In the database, you might model player table to have a foreign key reference to the team table.
Now you have to decide if there can exist a player that does'nt belong to any team. If that is the case the foreign key is obviously nullable. You dont necessarily need to have a team in place to create a player.
So code#1 will work. I mean if you have a team, then you can set it on the player bean (as you have in this case). You can choose to ignore that as well.
But if your business demands that a player be associated with a team when he is inducted, then you would probably model the reference to the team as a NON-nullable foreign key in the Player table.
In that case, code#1 will result in a NUll Foreign key violation at the line where you do a
playerHome.create()
So code#1 will not work.
In that situation, code#2 makes sense.
when calling p.setTeam(t); method, what this is mean to the container ?
what the container do under the cover when calling this method ?

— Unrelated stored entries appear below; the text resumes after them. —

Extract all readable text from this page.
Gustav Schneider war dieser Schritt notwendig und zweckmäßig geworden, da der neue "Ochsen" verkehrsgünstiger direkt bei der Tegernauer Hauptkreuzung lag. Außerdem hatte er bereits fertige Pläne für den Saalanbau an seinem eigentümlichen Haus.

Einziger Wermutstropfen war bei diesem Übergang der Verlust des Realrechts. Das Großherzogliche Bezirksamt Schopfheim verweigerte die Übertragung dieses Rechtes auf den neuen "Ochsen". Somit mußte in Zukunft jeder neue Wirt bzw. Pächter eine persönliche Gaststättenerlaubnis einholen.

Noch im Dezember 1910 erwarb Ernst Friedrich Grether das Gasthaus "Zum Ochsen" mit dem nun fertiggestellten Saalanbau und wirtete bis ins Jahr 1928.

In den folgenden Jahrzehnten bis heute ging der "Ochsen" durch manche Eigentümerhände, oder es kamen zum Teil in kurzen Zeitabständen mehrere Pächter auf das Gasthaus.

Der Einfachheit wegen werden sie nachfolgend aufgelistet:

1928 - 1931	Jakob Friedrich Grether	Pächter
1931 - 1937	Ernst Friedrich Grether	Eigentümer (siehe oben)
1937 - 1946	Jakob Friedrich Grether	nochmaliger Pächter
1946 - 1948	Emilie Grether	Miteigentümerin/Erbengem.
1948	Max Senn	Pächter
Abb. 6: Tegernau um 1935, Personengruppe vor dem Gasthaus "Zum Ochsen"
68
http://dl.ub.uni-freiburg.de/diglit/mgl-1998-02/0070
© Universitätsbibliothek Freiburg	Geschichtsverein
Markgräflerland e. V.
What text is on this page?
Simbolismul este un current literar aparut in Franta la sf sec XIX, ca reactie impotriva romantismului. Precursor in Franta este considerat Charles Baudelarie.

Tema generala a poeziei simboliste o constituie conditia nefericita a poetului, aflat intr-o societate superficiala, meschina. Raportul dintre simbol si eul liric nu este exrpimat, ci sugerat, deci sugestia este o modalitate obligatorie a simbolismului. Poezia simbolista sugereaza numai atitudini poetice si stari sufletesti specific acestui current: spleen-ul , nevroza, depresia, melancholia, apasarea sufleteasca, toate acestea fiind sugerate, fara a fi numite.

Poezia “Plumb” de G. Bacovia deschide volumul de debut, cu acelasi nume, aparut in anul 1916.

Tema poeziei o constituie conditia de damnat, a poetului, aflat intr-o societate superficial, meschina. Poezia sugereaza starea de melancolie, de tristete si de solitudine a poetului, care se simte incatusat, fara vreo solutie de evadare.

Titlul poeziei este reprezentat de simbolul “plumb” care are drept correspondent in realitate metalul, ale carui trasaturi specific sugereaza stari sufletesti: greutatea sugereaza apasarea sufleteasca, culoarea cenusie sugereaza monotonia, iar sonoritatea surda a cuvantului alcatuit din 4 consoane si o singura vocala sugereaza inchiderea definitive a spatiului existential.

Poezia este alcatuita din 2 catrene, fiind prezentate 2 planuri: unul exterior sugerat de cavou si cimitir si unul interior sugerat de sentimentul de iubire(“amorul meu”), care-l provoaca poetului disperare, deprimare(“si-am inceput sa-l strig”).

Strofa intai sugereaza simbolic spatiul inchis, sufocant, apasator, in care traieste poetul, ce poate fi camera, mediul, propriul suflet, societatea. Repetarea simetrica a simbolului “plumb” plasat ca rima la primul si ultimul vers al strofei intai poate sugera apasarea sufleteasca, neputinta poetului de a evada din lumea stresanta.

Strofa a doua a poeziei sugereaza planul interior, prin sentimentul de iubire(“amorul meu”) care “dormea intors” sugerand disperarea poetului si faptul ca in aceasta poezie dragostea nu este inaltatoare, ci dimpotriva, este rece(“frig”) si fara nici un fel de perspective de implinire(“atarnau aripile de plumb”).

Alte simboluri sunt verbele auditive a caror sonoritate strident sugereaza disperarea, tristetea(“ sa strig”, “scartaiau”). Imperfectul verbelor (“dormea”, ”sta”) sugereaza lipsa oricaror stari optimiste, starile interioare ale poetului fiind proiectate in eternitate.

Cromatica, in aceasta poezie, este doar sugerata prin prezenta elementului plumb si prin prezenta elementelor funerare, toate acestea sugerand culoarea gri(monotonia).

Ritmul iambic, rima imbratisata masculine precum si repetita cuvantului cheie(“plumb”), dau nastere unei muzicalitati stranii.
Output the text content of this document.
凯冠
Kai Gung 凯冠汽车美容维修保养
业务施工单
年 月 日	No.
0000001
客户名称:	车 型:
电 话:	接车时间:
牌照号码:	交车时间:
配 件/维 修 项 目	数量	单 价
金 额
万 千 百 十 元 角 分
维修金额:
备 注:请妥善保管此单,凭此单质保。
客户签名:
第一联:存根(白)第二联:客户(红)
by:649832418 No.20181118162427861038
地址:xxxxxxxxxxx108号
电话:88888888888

The container needs to make sure that relationships are persisted ok , meaning the foreign key constraints are met. So it will make sure that the team foreign key is also inserted while creating the Player. It also will make sure that the Player is not persisted just at the end of ejbCreate but instead after ejbPostCreate.
Infact there is no mandate as to when the actual insert to the database s'd happen. App servers might do a batch insert/update to the database at the end of transaction to take advantage of the
JDBC batch update feature of the driver.
Either way the container will make sure that the database integrity is maintained.